I have another family now, a husband, his family, whom I love especially for their bold honesty, and my children. But I feel myself these days needing to clear the air or something. My genius husband does have a habit of avoiding conflict, or discussions about how he is feeling, and especially telling me if I am doing something that bothers him. (His mother tells me it’s probably her fault for spending so much time drawing things out of him, he now expects people to do that for him so he can process things.) He makes it known in subtle ways; like forgetting to talk to me, monosyllabic responses, and leaving without saying goodbye. He denies it all of course and I have to sit him down and force him to talk to me. I usually cry, which he thinks is a sign that these talks should continue to be avoided, but I don’t think so, the alternative is isolation and me becoming increasingly paranoid. I am often imagining things, which is easy to do when husband is incommunicado, and it’s good for me to find out for certain if I am or not by forcing him to communicate with me. (Is this too much information? Well maybe I’ll delete this if I can write a better conclusion without it.)

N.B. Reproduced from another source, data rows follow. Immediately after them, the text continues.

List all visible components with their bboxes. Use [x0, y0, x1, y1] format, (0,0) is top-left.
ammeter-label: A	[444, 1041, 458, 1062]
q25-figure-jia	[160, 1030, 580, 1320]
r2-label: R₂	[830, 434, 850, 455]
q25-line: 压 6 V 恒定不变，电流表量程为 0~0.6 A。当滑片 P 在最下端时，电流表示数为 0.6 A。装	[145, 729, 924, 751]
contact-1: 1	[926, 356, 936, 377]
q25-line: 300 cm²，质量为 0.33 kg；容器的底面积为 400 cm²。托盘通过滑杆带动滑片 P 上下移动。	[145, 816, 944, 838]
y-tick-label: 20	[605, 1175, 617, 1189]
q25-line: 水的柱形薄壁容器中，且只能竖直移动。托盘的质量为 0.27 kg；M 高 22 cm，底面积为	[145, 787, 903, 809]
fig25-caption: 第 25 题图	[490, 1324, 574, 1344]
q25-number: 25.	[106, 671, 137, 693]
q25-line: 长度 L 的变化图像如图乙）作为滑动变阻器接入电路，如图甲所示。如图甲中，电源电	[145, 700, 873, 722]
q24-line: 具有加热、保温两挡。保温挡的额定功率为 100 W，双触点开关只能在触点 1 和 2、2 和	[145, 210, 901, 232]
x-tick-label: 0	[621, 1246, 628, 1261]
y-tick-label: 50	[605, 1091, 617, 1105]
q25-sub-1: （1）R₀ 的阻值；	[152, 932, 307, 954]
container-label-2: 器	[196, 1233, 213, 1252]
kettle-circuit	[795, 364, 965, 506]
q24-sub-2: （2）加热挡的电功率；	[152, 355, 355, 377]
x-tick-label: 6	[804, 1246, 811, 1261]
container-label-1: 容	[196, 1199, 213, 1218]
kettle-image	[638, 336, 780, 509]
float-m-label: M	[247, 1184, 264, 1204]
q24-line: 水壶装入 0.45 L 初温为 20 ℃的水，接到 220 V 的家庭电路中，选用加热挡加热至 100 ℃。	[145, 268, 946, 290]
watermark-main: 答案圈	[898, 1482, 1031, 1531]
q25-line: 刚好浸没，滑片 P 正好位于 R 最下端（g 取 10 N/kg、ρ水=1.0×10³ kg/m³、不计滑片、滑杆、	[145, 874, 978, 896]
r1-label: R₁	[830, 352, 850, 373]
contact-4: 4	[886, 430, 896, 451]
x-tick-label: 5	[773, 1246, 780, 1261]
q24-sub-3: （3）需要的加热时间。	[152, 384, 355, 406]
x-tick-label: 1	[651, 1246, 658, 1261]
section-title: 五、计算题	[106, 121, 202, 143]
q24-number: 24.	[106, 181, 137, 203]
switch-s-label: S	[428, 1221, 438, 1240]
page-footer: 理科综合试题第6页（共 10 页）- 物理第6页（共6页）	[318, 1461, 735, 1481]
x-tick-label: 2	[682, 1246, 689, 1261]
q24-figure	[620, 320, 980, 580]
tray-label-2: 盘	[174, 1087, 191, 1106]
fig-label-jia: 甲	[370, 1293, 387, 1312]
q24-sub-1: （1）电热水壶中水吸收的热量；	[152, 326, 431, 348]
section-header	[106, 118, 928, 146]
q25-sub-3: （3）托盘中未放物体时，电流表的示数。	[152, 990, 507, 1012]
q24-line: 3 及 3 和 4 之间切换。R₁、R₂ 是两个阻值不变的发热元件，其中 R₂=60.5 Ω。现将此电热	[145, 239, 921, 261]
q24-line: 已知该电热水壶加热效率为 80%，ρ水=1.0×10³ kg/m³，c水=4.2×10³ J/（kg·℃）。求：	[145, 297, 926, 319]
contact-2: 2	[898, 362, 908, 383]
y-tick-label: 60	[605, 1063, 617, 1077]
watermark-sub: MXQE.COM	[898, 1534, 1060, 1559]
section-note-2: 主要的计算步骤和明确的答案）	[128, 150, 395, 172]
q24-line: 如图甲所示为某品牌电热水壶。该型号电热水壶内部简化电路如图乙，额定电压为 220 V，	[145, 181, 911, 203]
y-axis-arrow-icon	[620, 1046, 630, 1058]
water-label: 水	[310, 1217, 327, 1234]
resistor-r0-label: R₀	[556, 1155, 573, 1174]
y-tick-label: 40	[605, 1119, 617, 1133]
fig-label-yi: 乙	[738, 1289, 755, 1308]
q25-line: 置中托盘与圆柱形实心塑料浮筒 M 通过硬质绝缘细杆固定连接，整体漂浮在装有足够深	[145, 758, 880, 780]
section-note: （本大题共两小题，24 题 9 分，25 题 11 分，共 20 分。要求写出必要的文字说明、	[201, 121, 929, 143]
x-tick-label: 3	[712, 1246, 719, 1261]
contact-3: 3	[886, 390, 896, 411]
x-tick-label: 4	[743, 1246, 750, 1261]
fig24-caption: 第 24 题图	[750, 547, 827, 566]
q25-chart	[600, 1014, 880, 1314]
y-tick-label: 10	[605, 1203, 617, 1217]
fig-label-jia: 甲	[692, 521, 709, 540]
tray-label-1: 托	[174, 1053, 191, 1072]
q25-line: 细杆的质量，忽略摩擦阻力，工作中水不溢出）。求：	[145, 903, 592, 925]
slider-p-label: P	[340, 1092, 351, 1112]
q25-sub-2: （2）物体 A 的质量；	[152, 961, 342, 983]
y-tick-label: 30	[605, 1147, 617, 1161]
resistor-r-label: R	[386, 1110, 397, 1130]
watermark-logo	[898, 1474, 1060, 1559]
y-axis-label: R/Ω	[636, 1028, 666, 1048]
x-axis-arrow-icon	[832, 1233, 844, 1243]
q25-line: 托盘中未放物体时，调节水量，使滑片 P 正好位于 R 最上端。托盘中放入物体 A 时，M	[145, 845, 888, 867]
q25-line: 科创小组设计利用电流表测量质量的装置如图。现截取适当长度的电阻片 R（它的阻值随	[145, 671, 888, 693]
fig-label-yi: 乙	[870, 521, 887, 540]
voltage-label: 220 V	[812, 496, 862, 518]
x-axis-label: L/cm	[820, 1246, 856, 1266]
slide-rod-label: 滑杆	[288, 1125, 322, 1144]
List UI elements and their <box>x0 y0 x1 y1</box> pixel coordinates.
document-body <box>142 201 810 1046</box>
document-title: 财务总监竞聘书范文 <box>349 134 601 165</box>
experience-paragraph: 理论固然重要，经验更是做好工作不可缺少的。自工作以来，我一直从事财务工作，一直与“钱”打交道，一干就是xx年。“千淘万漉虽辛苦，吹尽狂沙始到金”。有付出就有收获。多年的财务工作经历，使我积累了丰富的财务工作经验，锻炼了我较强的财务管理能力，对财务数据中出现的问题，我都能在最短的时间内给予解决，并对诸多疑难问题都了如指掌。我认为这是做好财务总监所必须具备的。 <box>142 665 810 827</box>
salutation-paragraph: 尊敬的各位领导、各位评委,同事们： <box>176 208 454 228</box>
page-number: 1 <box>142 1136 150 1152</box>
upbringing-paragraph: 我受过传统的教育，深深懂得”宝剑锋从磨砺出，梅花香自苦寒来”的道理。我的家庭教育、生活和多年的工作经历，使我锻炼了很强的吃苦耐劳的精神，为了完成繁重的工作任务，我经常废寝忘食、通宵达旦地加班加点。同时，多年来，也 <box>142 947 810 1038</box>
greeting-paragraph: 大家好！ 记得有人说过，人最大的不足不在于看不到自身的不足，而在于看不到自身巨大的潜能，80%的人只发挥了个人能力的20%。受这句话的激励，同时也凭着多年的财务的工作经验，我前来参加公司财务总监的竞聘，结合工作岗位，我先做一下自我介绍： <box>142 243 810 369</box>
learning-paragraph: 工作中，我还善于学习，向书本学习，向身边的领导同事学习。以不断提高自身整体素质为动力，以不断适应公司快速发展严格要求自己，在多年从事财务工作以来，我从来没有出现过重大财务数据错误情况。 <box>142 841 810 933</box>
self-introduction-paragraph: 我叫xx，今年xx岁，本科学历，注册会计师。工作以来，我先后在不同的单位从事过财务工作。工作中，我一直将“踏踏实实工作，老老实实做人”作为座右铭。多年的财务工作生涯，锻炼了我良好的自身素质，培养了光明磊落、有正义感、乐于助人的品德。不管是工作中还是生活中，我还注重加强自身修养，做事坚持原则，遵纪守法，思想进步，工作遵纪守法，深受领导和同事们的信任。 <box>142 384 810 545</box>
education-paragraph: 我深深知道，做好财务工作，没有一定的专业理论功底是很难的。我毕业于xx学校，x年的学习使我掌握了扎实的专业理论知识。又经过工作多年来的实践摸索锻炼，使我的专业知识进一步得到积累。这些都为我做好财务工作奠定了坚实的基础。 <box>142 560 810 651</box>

The current problem of course is that I am pregnant. I admit to being emotional, bitchy, slightly irrational and overly weepy during my pregnancies. I hate this because I like to think of myself as rational, calm, and clear headed at all times. Unfortunately it’s not true. What I hate the most is the way the Genius husband‘s eyes glaze over, his body language screams “RUN AWAY”, and his entire demeanor suggests that he is enduring this because he has to because to him EVERYTHING that I get emotional about or concerned about during a pregnancy falls into the previous irrational, bitchy, weepy, hormonal category that I mentioned earlier and then I do become all of these things as I see that he is NOT LISTENING TO ME AT ALL or taking me seriously, something it’s hard to deal with when I’m used to him actually listening to me and us having interesting and complex conversations about a multitude of subjects. It drives me mad.
I’ve decided that we need a third party opinion so I’ve asked my MILly, yes you read right, my MOTHER IN LAW to sit in on a discussion. I need someone I trust to not immediately blame it on hormones to tell me if I am being irrational, or if some of my concerns are valid, and to tell him to. Of course I’m hoping that she’ll tell him to listen to your wife but she may not, and I’m prepared for that, but in keeping with my preference for keeping things out in the open, I’d rather know.